Monday, April 30, 2007

My 1992

Where was I when I heard the verdict in the Rodney King case? Probably in "The Coop," a rather bland eatery in UCLA's student center, over the university's low power radio. I might have listened momentarily, thinking that the verdict defied expectations, but thought no further. It was a little later, sitting in US Intellectual History, where the professor pushed aside his normal lecture in order to frame the verdict in historical context that I considered the verdict more fully. But the idea that there would be anger and outrage had not yet crossed my mind.

It was only late in the afternoon, when I reached my apartment, that I fully realized what was taking place: the outbreaks of rioting and violence. Watching the television, I was afraid and confused. The streets and neighborhoods mentioned by reporters were familiar to me only in name. They had no place in my mental maps of Los Angeles, mostly of the west side, almost oblivious to anything east of Rampart and south of Pico. Indeed, in my unfamiliarity, I could imagine the barbarians at the gate, so to speak: that organized rioters making their way up Wilshire into Westwood.

The next night the calm of Westwood intensely contrasted with the paranoia on television. My friends and I, feeling the strain of being trapped inside, met and, essentially, had a party. It seemed unlikely that such jollity could break out. Indeed, it seemed to us as if we were defying the mood of the city, claiming that the horrors happening elsewhere had no personal sway over us.

The third night, I biked several miles to jam with my band. I biked back later in the evening. I saw a few police cars. No one stopped me. In the following days we talked, but not as if the events were personal. We laughed about the friend who drove eight hours straight to get home, or the "new stereo" someone else suddenly had in their room.

With regret, I offer no powerful memories of the 1992 riots. As in Jean Renoir's Rules of the Game, I was surrounded by a decadence that was oblivious to the brewing storm. My actions seem self-serving.

Was I alone? There may have been many Angelenos who watched the riots on TV, who had no personal contact with it and could not understand the outrage. Geographically so close, we could not have been socially farther away. Perhaps it was because of how the city was laid out. It was easy for parts of Los Angeles to remain isolated from one another. Or perhaps we were just modern spectators, our witnessing mediated by television.

Perhaps historical memory is seldom personal memory.

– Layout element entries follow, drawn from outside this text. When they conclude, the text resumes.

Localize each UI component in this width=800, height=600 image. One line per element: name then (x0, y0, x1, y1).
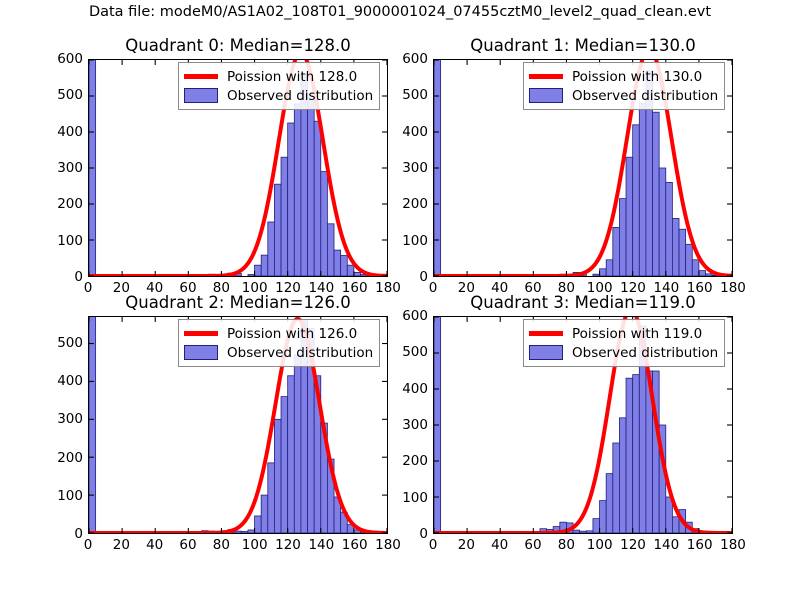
panel-title: Quadrant 0: Median=128.0 (88, 36, 388, 55)
x-tick-label: 120 (275, 537, 301, 553)
x-tick-label: 0 (84, 537, 93, 553)
panel-title: Quadrant 2: Median=126.0 (88, 293, 388, 312)
legend-item-poisson: Poission with 119.0 (529, 324, 718, 343)
legend-item-observed: Observed distribution (184, 86, 373, 105)
histogram-bar (679, 229, 686, 276)
histogram-bar (580, 531, 587, 533)
histogram-bar (659, 168, 666, 276)
panel-quadrant-3: Quadrant 3: Median=119.00100200300400500… (433, 316, 733, 534)
figure-title: Data file: modeM0/AS1A02_108T01_90000010… (0, 4, 800, 20)
x-tick-label: 160 (687, 537, 713, 553)
histogram-bar (613, 227, 620, 276)
legend[interactable]: Poission with 119.0Observed distribution (523, 319, 725, 367)
line-swatch-icon (529, 327, 563, 341)
y-tick-label: 300 (57, 411, 83, 427)
y-tick-label: 400 (402, 381, 428, 397)
y-tick-label: 200 (57, 450, 83, 466)
histogram-bar (593, 274, 600, 276)
line-swatch-icon (184, 327, 218, 341)
x-tick-label: 80 (558, 537, 575, 553)
patch-swatch-icon (529, 345, 563, 360)
x-tick-label: 20 (113, 537, 130, 553)
histogram-bar (255, 516, 262, 533)
legend[interactable]: Poission with 130.0Observed distribution (523, 62, 725, 110)
histogram-bar (321, 172, 328, 276)
histogram-bar (354, 272, 361, 276)
x-tick-label: 100 (587, 537, 613, 553)
histogram-bar (314, 121, 321, 276)
line-swatch-icon (529, 70, 563, 84)
legend-item-poisson: Poission with 130.0 (529, 67, 718, 86)
histogram-bar (261, 255, 268, 276)
histogram-bar (294, 355, 301, 533)
y-tick-label: 200 (57, 196, 83, 212)
histogram-bar (294, 104, 301, 276)
panel-quadrant-1: Quadrant 1: Median=130.00100200300400500… (433, 59, 733, 277)
y-tick-label: 100 (402, 490, 428, 506)
legend-label-poisson: Poission with 126.0 (227, 326, 357, 342)
histogram-bar (686, 244, 693, 276)
histogram-bar (639, 103, 646, 276)
legend[interactable]: Poission with 126.0Observed distribution (178, 319, 380, 367)
y-tick-label: 200 (402, 196, 428, 212)
histogram-bar (281, 397, 288, 533)
legend-item-poisson: Poission with 126.0 (184, 324, 373, 343)
panel-title: Quadrant 3: Median=119.0 (433, 293, 733, 312)
y-tick-label: 100 (57, 488, 83, 504)
x-tick-label: 40 (146, 537, 163, 553)
histogram-bar (347, 265, 354, 276)
x-tick-label: 100 (242, 537, 268, 553)
patch-swatch-icon (529, 88, 563, 103)
y-tick-label: 400 (57, 124, 83, 140)
x-tick-label: 120 (620, 537, 646, 553)
y-tick-label: 300 (402, 160, 428, 176)
x-tick-label: 20 (458, 537, 475, 553)
histogram-bar (593, 519, 600, 533)
histogram-bar (268, 463, 275, 533)
histogram-bar (288, 376, 295, 533)
histogram-bar (255, 265, 262, 276)
y-tick-label: 500 (402, 344, 428, 360)
figure-canvas: Data file: modeM0/AS1A02_108T01_90000010… (0, 0, 800, 600)
panel-title: Quadrant 1: Median=130.0 (433, 36, 733, 55)
histogram-bar (235, 531, 242, 533)
patch-swatch-icon (184, 88, 218, 103)
x-tick-label: 60 (524, 537, 541, 553)
x-tick-label: 40 (491, 537, 508, 553)
x-tick-label: 180 (375, 537, 401, 553)
y-tick-label: 300 (402, 417, 428, 433)
histogram-bar (606, 260, 613, 276)
histogram-bar (248, 275, 255, 276)
x-tick-label: 160 (342, 537, 368, 553)
histogram-bar (653, 112, 660, 276)
legend-label-observed: Observed distribution (227, 88, 373, 104)
y-tick-label: 600 (402, 51, 428, 67)
legend-label-observed: Observed distribution (572, 88, 718, 104)
histogram-bar (600, 501, 607, 533)
y-tick-label: 400 (402, 124, 428, 140)
histogram-bar (633, 375, 640, 533)
histogram-bar (327, 224, 334, 276)
x-tick-label: 80 (213, 537, 230, 553)
histogram-bar (288, 123, 295, 276)
legend[interactable]: Poission with 128.0Observed distribution (178, 62, 380, 110)
y-tick-label: 0 (74, 526, 83, 542)
histogram-bar (241, 531, 248, 533)
legend-label-poisson: Poission with 128.0 (227, 69, 357, 85)
histogram-bar (613, 443, 620, 533)
panel-quadrant-2: Quadrant 2: Median=126.00100200300400500… (88, 316, 388, 534)
panel-quadrant-0: Quadrant 0: Median=128.00100200300400500… (88, 59, 388, 277)
patch-swatch-icon (184, 345, 218, 360)
histogram-bar (619, 199, 626, 276)
histogram-bar (619, 418, 626, 533)
histogram-bar (334, 250, 341, 276)
histogram-bar (706, 274, 713, 276)
histogram-bar (341, 255, 348, 276)
y-tick-label: 400 (57, 373, 83, 389)
line-swatch-icon (184, 70, 218, 84)
y-tick-label: 0 (419, 269, 428, 285)
legend-label-observed: Observed distribution (572, 345, 718, 361)
x-tick-label: 0 (429, 537, 438, 553)
histogram-bar (633, 125, 640, 276)
histogram-bar (586, 531, 593, 533)
histogram-bar (672, 517, 679, 533)
x-tick-label: 140 (653, 537, 679, 553)
x-tick-label: 60 (179, 537, 196, 553)
y-tick-label: 0 (74, 269, 83, 285)
y-tick-label: 500 (402, 87, 428, 103)
histogram-bar (89, 317, 96, 533)
histogram-bar (626, 157, 633, 276)
histogram-bar (261, 495, 268, 533)
histogram-bar (606, 474, 613, 533)
y-tick-label: 600 (402, 308, 428, 324)
legend-label-poisson: Poission with 130.0 (572, 69, 702, 85)
x-tick-label: 180 (720, 537, 746, 553)
histogram-bar (248, 530, 255, 533)
legend-item-observed: Observed distribution (184, 343, 373, 362)
legend-item-observed: Observed distribution (529, 343, 718, 362)
histogram-bar (281, 157, 288, 276)
histogram-bar (274, 419, 281, 533)
y-tick-label: 500 (57, 87, 83, 103)
histogram-bar (274, 184, 281, 276)
legend-label-poisson: Poission with 119.0 (572, 326, 702, 342)
histogram-bar (699, 271, 706, 276)
histogram-bar (268, 222, 275, 276)
y-tick-label: 500 (57, 335, 83, 351)
y-tick-label: 100 (402, 233, 428, 249)
histogram-bar (666, 182, 673, 276)
histogram-bar (308, 94, 315, 276)
histogram-bar (692, 260, 699, 276)
legend-item-observed: Observed distribution (529, 86, 718, 105)
y-tick-label: 200 (402, 453, 428, 469)
histogram-bar (600, 269, 607, 276)
y-tick-label: 100 (57, 233, 83, 249)
y-tick-label: 600 (57, 51, 83, 67)
y-tick-label: 300 (57, 160, 83, 176)
y-tick-label: 0 (419, 526, 428, 542)
histogram-bar (626, 378, 633, 533)
x-tick-label: 140 (308, 537, 334, 553)
histogram-bar (573, 530, 580, 533)
legend-label-observed: Observed distribution (227, 345, 373, 361)
legend-item-poisson: Poission with 128.0 (184, 67, 373, 86)
histogram-bar (672, 218, 679, 276)
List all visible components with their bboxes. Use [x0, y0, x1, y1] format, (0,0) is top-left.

I am but an indirect witness to events that happened in my own hometown. The magnitude of the riots, their context, their meaning, didn't wash over me until I saw an exhibit at the Museum of Tolerance and the Simon Wiesenthal Center, three years later. Even now I can speak more personally about 9/11 ( I was at least on the 103 floor of one of the Twin Towers). I can't explain why the riots aren't part of my personal memories: because I was not engaged; because I could see nothing but the world around me; because I was in a world apart ... . It's only after the fact that I can talk about the worst nights in my hometown's history.